Антимир противостоит святости - поэтому он богохулен, он противостоит богатству - поэтому он беден, противостоит церемониальности и этикету - поэтому он раздет, наг и бос; антигерой этого мира противостоит родовитому - поэтому он безроден, противостоит степенному -поэтому скачет, прыгает, поет веселые, отнюдь не степенные песни.

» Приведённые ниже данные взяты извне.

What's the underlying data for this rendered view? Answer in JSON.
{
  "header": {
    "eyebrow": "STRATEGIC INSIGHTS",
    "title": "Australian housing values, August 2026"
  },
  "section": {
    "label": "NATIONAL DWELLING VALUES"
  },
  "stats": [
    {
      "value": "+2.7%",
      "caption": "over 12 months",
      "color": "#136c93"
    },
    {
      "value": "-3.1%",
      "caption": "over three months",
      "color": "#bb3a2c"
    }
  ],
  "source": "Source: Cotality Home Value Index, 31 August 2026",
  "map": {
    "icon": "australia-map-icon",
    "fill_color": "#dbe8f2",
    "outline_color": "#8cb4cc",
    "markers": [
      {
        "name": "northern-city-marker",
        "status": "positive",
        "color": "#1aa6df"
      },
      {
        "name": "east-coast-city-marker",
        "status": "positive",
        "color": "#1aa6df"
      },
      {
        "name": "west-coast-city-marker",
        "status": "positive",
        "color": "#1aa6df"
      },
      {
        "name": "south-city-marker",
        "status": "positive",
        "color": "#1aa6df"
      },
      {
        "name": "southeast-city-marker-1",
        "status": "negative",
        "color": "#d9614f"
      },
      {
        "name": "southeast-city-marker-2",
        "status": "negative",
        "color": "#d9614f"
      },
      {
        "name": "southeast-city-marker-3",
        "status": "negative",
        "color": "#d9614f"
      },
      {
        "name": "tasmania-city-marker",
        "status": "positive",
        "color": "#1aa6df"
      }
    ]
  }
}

(Д. С. Лихачев "Смех как мировоззрение")

Гуслями, сурнами, бубнами, гудками, дудами, цимбалами, лирами, балалайками, домрами нагрузили три воза. Стрельцы повели эти возы по льду на другой берег Москва-реки. Позади них на безопасном расстоянии держалась толпа пестрых людей. Это были мужчины и женщины так называемого дурного сословья: медвежьи поводчики, фокусники, борцы, плясуны, игрецы и потешники. Отныне царским указом их запретили. За занятие скоморошеством отныне полагалось "наказание без пощады", "наказание и опала великая", "битье кнутом" и "битье батогами".

Царь приказал сжечь все дудки, домры, волынки, свирели, сопели и что там еще, чтобы чернь больше не распевала под музыку в кабаках, корчмах и на улицах срамных песен. Было сказано: "музыкальных орудий" москвичам не держать даже у себя в дому. Только немцам, как иноверцам, с этой поры дозволялось употреблять музыку.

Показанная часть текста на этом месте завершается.